My memories of your support and assistance dear Kevin are both warming and endearing. Your smile and laugh infectious. Gentle words that helped settle were always received with appreciation, along with your approach. Rest now gentle man, taken albeit to soon.....Love and thoughts to Jonathan and your family at this time too. Arohanui O. x
Dear Kevin you will always for me be the epitome of unconditional love.
Your legacy of that love will stay with me forever.

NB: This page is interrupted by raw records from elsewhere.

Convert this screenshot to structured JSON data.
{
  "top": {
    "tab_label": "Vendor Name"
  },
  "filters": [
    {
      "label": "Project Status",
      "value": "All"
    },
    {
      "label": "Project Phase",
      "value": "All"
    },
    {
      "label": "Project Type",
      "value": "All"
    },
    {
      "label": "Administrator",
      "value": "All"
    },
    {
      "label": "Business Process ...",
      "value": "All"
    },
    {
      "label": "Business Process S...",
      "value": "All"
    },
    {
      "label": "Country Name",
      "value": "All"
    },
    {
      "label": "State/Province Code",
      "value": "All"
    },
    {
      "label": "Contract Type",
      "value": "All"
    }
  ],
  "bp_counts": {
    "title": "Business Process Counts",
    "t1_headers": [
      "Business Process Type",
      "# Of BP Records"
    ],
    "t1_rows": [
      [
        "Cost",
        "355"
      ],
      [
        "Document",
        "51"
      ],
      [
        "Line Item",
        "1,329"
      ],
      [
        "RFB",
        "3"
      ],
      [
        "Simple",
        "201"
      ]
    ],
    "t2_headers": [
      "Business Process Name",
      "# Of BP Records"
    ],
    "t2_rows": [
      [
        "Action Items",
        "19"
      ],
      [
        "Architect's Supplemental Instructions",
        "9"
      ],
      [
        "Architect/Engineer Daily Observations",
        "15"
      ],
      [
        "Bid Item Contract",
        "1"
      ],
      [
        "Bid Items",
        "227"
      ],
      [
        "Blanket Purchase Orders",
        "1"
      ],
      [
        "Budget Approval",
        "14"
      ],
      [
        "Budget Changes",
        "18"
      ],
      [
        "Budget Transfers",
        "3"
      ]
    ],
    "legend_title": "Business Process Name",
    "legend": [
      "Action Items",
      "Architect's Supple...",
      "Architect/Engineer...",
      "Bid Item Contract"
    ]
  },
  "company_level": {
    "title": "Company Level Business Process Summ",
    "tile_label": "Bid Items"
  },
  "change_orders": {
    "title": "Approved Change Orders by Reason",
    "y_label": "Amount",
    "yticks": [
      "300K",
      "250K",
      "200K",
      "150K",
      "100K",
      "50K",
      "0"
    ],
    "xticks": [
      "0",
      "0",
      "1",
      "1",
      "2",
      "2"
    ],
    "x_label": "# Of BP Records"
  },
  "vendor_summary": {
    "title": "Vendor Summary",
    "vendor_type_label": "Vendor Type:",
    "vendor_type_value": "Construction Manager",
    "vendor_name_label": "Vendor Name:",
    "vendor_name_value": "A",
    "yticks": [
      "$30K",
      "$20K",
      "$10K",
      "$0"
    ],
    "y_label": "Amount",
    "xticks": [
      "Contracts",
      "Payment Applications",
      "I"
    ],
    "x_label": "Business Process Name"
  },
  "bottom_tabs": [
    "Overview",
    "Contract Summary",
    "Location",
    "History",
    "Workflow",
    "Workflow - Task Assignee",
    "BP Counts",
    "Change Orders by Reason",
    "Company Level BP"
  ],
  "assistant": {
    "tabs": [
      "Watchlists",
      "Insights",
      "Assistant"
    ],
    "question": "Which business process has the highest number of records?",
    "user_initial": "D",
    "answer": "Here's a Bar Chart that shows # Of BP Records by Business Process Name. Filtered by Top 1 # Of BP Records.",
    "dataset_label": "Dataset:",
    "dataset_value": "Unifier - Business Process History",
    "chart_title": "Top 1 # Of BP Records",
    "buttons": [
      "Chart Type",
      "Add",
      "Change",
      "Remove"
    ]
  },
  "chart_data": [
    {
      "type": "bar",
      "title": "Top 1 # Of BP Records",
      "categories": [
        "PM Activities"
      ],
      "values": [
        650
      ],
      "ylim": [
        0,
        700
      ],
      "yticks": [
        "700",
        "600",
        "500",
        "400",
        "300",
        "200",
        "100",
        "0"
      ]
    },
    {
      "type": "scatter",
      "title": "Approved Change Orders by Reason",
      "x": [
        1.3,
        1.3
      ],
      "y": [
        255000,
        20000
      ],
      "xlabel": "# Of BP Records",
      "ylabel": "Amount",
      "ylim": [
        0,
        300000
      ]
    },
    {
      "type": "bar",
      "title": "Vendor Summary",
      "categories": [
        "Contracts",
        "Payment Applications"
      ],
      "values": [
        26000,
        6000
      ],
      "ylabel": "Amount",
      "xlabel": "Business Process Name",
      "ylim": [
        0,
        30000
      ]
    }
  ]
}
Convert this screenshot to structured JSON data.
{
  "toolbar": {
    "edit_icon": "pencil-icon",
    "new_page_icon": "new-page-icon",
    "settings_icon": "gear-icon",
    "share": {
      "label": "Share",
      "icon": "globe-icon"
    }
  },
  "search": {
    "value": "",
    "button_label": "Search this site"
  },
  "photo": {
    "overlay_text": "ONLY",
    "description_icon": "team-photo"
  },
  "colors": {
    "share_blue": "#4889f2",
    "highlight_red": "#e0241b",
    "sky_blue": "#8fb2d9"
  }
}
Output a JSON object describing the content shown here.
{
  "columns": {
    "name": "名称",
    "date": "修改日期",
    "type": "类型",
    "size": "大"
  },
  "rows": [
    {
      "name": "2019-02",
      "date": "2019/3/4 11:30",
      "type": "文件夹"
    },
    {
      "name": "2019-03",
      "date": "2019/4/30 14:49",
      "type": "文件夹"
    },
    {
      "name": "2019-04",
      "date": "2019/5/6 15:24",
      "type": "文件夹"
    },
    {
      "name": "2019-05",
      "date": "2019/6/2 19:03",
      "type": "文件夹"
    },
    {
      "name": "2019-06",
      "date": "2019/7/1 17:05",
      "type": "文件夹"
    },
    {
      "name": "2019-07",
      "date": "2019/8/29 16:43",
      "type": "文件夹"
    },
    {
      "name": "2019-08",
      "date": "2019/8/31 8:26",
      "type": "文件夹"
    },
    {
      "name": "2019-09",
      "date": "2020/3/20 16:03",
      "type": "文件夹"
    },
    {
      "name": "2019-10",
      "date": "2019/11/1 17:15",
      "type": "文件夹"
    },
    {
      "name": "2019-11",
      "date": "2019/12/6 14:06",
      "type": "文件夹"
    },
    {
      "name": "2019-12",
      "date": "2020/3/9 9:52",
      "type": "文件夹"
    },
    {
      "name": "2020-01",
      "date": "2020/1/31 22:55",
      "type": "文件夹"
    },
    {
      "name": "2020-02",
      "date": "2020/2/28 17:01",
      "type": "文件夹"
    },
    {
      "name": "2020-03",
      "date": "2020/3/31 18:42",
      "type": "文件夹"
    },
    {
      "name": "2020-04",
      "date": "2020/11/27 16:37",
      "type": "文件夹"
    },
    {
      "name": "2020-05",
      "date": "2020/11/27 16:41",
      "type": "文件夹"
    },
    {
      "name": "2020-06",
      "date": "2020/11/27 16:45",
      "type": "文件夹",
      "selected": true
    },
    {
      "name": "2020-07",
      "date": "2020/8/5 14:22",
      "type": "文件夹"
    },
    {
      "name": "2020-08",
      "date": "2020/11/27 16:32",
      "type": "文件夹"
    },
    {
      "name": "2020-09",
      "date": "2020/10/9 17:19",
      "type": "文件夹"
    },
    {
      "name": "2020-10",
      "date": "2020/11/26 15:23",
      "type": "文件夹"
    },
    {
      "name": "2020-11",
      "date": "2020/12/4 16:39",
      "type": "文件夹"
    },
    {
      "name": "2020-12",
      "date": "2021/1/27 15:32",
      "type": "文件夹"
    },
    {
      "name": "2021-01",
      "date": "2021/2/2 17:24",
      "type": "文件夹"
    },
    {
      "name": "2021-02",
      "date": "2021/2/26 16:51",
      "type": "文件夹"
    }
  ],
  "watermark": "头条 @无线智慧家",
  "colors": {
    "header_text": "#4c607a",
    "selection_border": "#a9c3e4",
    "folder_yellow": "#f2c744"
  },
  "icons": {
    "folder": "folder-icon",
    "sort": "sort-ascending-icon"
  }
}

Kevin a beautiful man you were. We worked for many years on various mental health projects through Like Minds Like Mine and the Mental Health Foundation of NZ. And then I always love you as Buffy and Bimbo you were amazing together and entertained thousands and bought many smiles and warmth to our hearts. Thankyou for all the amazing memories. Moe mai ra Rangatira
Dearest Kevin gave unstintingly to our world. His beautiful wise happy soul reached out and touched us all making us expand happily and become better and more loving human beings. Kevin beloved friend, thank you for your priceless gifts of joy, inspiration, selfless generosity and unforgettable chuckling laughter....bringing peace into our hearts.... Darling man... your work will continue... always in our hearts.... Your priceless gifts will live on. Jennifer Hagberg
Kevin, you were a bright light for me. Your warmth and intelligence held me solid during difficult times. We often laughed through my tears and your unconditional regard for the work I was doing gave me the strength to continue. Thank you, my friend, you will be missed.
Darling Kevin, you were such a bright spirit. Warm and wonderful. I will miss you not being in this world.